Pulsar fibers vs. core.async `go` blocks

[alexandergunnarson]

I've done as extensive reading as I could find on this comparison (i.e., slim), but I still haven't found enough detail to satisfy my curiosity. My understanding is that fibers are instrumented in such a way to provide true "lightweight threads"/coroutines on the JVM, while go blocks are simply scheduled onto heavyweight threads in a lightweight way via an ExecutorService (really, a threadpool), but don't necessarily spawn new threads every time they're created. Both are able to be paused/parked, but do so in different ways. My understanding is based on this comment on StackOverflow from amalloy:

<!! ... would work fine if you don't mind having a Java thread sitting there doing nothing. ... [but] go blocks ... make logical processes much cheaper; to accomplish this, the go block rewrites the body of the block into a series of callbacks that are attached to the channel, so that internally a call to <! inside a go block gets turned into something like ... (take! c k) where k is a callback to the rest of the go block.

What is the performance advantage, if any, of fibers over core.async go blocks? Are there benchmarks available? What significant implementation differences have I missed? Intuitively, fibers seem more performant, but I may be quite wrong on that, especially given issue #64 that I just posted (part of which seeks clarification on the performance hit that automated instrumentation incurs).

Thanks for your help!

[pron]

A few things:

1. Pulsar provides a compatible implementation of core.async w/o some of the limitation (i.e., no difference between ! and !! versions; ability to block down the stack rather than only in the top expression).
2. Pulsar/Quasar and core.async's go blocks work in exactly the same way, by performing exactly the same instrumentation. Quasar does the instrumentation at the bytecode level while core.async does it at the language level (using macros), but the transformation is the same.
3. Due to using the same algorithm, the performance impact is the same. However, there can be differences due to Quasar's use of ForkJoinPool as the default scheduler (although you can pick a ThreadPool, as core.async does). This gives better performance in richer configurations, but perhaps worse performance in very simple configuration, especially on older JDKs).
4. Automatic instrumentation is an experimental feature; use it only if it significantly helps you.

[alexandergunnarson]

Thanks for your (again) detailed point-by-point reply! I really appreciate it!
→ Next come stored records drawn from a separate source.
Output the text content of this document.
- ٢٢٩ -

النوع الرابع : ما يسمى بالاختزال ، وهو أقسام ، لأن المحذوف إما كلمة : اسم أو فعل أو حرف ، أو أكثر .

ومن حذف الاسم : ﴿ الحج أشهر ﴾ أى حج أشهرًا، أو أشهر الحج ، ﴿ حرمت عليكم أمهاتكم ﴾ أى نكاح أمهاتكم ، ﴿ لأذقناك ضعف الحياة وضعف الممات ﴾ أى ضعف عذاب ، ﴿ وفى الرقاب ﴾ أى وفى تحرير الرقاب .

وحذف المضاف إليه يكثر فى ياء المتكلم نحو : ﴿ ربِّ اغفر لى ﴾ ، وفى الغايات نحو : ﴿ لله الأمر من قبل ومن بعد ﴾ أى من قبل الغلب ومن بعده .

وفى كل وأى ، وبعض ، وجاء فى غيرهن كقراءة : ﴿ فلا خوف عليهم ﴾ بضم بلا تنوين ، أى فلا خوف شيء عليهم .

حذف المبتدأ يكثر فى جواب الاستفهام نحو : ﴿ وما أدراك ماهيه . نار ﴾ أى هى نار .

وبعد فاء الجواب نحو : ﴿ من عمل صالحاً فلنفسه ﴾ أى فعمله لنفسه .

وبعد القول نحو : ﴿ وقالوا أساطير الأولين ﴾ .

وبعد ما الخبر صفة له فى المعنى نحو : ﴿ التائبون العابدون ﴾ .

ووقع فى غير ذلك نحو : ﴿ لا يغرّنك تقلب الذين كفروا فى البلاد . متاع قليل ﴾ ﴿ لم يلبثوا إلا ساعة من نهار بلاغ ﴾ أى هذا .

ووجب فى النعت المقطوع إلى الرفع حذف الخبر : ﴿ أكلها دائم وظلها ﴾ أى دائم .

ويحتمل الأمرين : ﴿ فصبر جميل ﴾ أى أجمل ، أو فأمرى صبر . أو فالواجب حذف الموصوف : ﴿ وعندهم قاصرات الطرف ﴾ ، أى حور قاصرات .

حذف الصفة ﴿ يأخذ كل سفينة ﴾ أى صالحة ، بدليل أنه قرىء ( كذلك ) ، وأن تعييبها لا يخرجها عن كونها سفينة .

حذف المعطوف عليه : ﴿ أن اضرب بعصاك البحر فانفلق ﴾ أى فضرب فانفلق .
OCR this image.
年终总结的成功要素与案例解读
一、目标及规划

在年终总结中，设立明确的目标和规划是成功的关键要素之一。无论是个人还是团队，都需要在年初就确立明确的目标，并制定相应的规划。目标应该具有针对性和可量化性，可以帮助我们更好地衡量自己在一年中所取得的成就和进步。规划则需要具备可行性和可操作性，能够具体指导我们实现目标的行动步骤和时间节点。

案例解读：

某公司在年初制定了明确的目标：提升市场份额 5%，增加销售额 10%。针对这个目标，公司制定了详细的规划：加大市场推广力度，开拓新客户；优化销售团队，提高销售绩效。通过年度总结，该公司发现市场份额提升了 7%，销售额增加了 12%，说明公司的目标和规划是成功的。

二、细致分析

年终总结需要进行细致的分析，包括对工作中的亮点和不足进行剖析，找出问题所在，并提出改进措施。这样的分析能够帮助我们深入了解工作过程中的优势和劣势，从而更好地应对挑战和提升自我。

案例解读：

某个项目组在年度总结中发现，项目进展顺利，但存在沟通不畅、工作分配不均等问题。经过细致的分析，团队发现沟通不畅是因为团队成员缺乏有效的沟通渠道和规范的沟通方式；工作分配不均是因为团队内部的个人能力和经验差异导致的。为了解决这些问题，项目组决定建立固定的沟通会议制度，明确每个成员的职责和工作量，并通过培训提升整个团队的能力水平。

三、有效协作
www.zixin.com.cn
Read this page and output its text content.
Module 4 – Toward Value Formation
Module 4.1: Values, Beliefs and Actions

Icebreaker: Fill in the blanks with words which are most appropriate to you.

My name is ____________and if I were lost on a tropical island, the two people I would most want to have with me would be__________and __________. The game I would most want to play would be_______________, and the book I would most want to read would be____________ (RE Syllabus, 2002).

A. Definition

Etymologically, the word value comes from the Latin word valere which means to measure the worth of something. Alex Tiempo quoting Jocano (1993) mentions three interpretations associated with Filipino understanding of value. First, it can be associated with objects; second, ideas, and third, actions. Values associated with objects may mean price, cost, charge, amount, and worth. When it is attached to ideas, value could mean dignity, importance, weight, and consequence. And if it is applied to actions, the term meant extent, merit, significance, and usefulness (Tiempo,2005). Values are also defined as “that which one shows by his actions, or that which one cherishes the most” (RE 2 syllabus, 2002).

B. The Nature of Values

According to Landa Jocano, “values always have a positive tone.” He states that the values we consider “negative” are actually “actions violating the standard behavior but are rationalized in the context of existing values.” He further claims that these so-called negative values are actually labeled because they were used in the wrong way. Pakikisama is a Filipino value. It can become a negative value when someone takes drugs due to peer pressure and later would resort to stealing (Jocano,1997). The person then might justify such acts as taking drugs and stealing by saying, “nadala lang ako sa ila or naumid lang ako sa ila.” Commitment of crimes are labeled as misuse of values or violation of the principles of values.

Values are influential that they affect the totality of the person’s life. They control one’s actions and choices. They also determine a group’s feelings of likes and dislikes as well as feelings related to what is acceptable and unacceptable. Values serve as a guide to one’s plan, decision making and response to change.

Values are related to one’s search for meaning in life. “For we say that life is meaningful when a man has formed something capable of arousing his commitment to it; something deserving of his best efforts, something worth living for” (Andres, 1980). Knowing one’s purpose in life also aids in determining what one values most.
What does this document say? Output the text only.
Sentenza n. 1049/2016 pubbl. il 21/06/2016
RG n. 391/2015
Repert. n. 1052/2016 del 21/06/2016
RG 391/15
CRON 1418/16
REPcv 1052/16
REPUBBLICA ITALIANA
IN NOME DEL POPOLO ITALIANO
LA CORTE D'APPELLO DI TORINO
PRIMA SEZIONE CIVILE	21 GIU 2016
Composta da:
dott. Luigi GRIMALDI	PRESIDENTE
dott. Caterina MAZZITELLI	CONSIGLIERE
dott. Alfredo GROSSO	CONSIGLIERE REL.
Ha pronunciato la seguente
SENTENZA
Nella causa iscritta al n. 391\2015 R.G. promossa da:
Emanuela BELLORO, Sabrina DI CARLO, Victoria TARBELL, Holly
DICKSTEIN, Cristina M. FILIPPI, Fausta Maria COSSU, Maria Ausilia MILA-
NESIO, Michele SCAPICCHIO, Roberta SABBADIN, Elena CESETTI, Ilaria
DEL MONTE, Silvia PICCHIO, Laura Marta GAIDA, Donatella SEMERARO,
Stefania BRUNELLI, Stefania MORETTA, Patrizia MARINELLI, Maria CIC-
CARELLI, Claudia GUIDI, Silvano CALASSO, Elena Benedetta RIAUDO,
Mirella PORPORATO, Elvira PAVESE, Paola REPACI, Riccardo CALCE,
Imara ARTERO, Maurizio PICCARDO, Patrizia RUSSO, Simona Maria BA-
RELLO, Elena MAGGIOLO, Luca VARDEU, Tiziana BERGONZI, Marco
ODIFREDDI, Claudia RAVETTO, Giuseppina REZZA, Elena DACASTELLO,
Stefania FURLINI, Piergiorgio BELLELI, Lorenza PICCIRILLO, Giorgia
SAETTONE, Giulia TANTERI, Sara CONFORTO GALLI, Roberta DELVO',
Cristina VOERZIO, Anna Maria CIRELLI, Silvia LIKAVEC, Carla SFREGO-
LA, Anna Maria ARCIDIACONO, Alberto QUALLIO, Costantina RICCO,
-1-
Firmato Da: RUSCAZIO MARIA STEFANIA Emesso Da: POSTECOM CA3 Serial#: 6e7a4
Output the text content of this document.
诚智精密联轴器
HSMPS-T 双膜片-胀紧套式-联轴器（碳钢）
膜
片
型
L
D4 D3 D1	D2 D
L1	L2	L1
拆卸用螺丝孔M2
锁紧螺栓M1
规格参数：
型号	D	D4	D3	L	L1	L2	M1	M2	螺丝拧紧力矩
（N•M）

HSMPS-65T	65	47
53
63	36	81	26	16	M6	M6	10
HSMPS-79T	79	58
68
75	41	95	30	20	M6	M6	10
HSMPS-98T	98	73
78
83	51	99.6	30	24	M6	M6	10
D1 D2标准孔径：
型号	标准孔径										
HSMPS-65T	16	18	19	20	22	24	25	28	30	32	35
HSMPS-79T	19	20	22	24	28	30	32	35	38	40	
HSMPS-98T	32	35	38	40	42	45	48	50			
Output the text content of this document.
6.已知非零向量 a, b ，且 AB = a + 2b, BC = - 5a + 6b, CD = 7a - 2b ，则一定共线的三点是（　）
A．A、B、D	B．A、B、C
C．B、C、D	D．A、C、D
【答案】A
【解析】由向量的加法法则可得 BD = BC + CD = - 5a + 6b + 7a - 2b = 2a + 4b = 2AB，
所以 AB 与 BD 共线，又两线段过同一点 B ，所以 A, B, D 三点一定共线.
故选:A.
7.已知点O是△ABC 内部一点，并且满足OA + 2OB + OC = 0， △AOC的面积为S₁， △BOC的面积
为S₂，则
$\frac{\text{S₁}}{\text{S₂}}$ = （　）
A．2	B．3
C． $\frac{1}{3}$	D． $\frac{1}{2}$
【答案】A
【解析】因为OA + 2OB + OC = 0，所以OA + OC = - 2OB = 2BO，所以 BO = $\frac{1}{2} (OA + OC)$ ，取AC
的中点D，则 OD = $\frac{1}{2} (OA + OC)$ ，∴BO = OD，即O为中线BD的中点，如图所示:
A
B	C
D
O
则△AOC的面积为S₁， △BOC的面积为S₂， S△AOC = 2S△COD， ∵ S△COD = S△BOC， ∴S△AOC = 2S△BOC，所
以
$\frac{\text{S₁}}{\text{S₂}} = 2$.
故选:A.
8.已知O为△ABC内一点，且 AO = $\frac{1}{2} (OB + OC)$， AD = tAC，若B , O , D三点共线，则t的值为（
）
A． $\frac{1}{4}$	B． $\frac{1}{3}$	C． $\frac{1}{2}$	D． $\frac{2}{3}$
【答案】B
I was aware of 1), but I didn't know about 2). That's really useful to know. I did the following rudimentary test to get a feel for some basic performance differences:

; CORE.ASYNC VS. PULSAR

(require
  '[criterium.core]
  '[clojure.core.async :as async]
  '[co.paralleluniverse.pulsar.async :as async+])

(def bench criterium.core/quick-bench)

(defn test-1
  ; From https://github.com/clojure/core.async/blob/master/examples/walkthrough.clj

  ; core.async
  ; With    Quasar agent, auto-instrumentation on:  188.272277 ms
  ; Without Quasar agent, auto-instrumentation off: 125-151 ms
  (bench
    (let [n 1000
          cs (repeatedly n async/chan)]
    (doseq [c cs] (async/go (async/>! c "hi")))
    (dotimes [i n]
      (let [[v c] (async/alts!! cs)]
        (assert (= "hi" v))))))

  ; Pulsar
  ; With    Quasar agent, auto-instrumentation on:  270.163299 ms ; 44%    slower than core.async
  ; Without Quasar agent, auto-instrumentation off: 188.913573 ms ; 24-50% slower than core.async
  (bench
    (let [n 1000
          cs (repeatedly n async+/chan)]
    (doseq [c cs] (async+/go (async+/>! c "hi")))
    (dotimes [i n]
      (let [[v c] (async+/alts!! cs)]
        (assert (= "hi" v)))))))

I should conclude from these benchmarks, then, from what you're saying, that ForkJoinPool is the performance killer here, not Pulsar or Quasar themselves. There was a blog post I read somewhere that said something to that effect — that ForkJoinPool is better than ThreadPool when there's coordination involved among the (light) threads, but ThreadPool is better when you spin up a bunch of new (light) threads, and/or when there isn't much coordination involved (i.e., in the case of this example).

Anyway, thanks for your comments and help!